Patients with type 1 diabetes have greater glycemic variability than that in patients with type 2 diabetes. However, neither glucose variability nor hypoglycemia is detected precisely by HbA1c. This study investigated whether glycemic variability assessed by continuous glucose monitoring influences quality of life (QOL) and treatment satisfaction in patients with type 1 diabetes.
The study was conducted in Kyoto University Hospital between September 2011 and June 2012. The study protocol was approved by the institutional review board (UMIN Clinical Trials Registry UMIN000005833). Twenty-eight patients with type 1 diabetes aged ≥18 years were included in analyses (age, 45.9 ± 14.5 [mean ± SD] years; diabetes duration, 15.0 ± 8.2 years; 57% female; 21% using insulin pump; HbA1c, 8.1 ± 1.2% [64.5 ± 13.0 mmol/mol]). Glycemic variability in everyday life was assessed for a 72-h period using the CGMS System Gold continuous glucose monitoring system (Medtronic, Northridge, CA), and mean absolute glucose (MAG) change was calculated as a glycemic variability measure. This is a summation of all absolute changes in glucose divided by the time over which the measurements were taken (1). QOL and treatment satisfaction were evaluated by the diabetes quality-of-life measure (DQOL) and the Diabetes Treatment Satisfaction Questionnaire (DTSQ) (available from www.healthpsychologyresearch.com) (2–4). We divided the participants into two groups by HbA1c level—<8% (64.0 mmol/mol), good/fair-control group (n = 14); ≥8% (64.0 mmol/mol), poor-control group (n = 14)—considering HbA1c as a potential intermediate variable between glycemic variability and patient-reported outcomes (5). Potential confounding factors were use of carbohydrate-counting with insulin adjustment, age, sex, diabetes duration, and use of insulin pump and the Clarke hypoglycemic score.
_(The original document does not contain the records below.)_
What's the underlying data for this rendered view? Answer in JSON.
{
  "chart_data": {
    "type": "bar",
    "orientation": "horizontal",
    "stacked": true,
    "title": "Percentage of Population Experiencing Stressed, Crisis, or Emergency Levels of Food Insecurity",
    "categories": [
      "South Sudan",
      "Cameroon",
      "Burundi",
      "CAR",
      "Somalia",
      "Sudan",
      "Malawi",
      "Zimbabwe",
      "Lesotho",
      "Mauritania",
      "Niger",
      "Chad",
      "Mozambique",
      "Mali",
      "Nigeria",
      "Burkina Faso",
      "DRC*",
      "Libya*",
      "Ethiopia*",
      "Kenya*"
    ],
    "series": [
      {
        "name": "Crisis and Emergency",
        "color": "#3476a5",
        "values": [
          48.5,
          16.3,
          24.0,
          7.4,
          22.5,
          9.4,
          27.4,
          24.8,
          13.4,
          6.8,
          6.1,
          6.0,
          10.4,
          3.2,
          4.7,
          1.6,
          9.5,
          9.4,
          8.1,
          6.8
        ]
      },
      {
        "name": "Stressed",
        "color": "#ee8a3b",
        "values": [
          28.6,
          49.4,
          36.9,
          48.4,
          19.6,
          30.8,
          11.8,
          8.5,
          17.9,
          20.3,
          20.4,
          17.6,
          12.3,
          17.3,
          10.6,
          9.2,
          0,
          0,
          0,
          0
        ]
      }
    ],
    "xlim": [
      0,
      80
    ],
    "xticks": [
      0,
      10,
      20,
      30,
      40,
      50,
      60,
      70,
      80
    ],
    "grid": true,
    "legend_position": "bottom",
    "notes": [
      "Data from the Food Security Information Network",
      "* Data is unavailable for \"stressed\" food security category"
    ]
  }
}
Glycemic variability correlated negatively with DQOL in the good/fair-control group (r = −0.65, P = 0.01), whereas there was no correlation in the poor-control group (r = 0.05, P = 0.87) (Fig. 1). Glycemic variability correlated negatively with DTSQ across all patients (r = 0.40, P = 0.03). No significant confounding effect was identified by stepwise selection.
Our study identifies the important association of glycemic variability with diabetes-related QOL and treatment satisfaction in patients with type 1 diabetes. Interestingly, the association between glycemic variability and diabetes-related QOL, which measures satisfaction, impact, social worries, and diabetes worries, was limited to the group with good/fair glycemic control, indicating that the contribution of glycemic variability to QOL is emphasized by better glycemic control. On the other hand, the insignificant association in the poor-control group may imply other important predictors of QOL in patients with poorer glycemic control. The strong points of this study include use of a relatively new indicator, MAG change. It differs from standard deviation, a measure of how spread out data values are around the mean, in that it represents not only dispersion but also the rate of change of blood glucose. Although the limitations of our study include small sample size and exclusion of 12 of 40 participants whose continuous glucose monitoring data were less than 48 h because of disconnection of the sensor, calibration errors, or out-of-range data, this is the first report about the important association between glycemic variability and patient-reported outcomes in type 1 diabetes.
Acknowledgments. The authors thank Clare Bradley (Health Psychology Research Unit and Health Psychology Research Ltd., Royal Holloway, University of London) for permission to use the DTSQ questionnaire and useful advice.
Duality of Interest. No potential conflicts of interest relevant to this article were reported.
Author Contributions. S.A.-T. designed the study, collected and researched data, analyzed data, interpreted data, and wrote the manuscript. K.I. designed the study, collected and researched data, analyzed data, interpreted data, and reviewed and edited the manuscript. S.F. designed the study, analyzed data, interpreted data, and reviewed and edited the manuscript. A.H., S.H., K.T., Y.F., K.N., and D.T. collected data and contributed to the discussion. N.I. reviewed and edited the manuscript and contributed to the discussion. N.I. is the guarantor of this work and, as such, had full access to all the data in the study and takes responsibility for the integrity of the data and the accuracy of the data analysis.
Prior Presentation. This study was presented in abstract form at the 74th Scientific Sessions of the American Diabetes Association, San Francisco, CA, 13−17 June 2014.
Clinical trial reg. no. UMIN000005833, www.umin.ac.jp/ctr.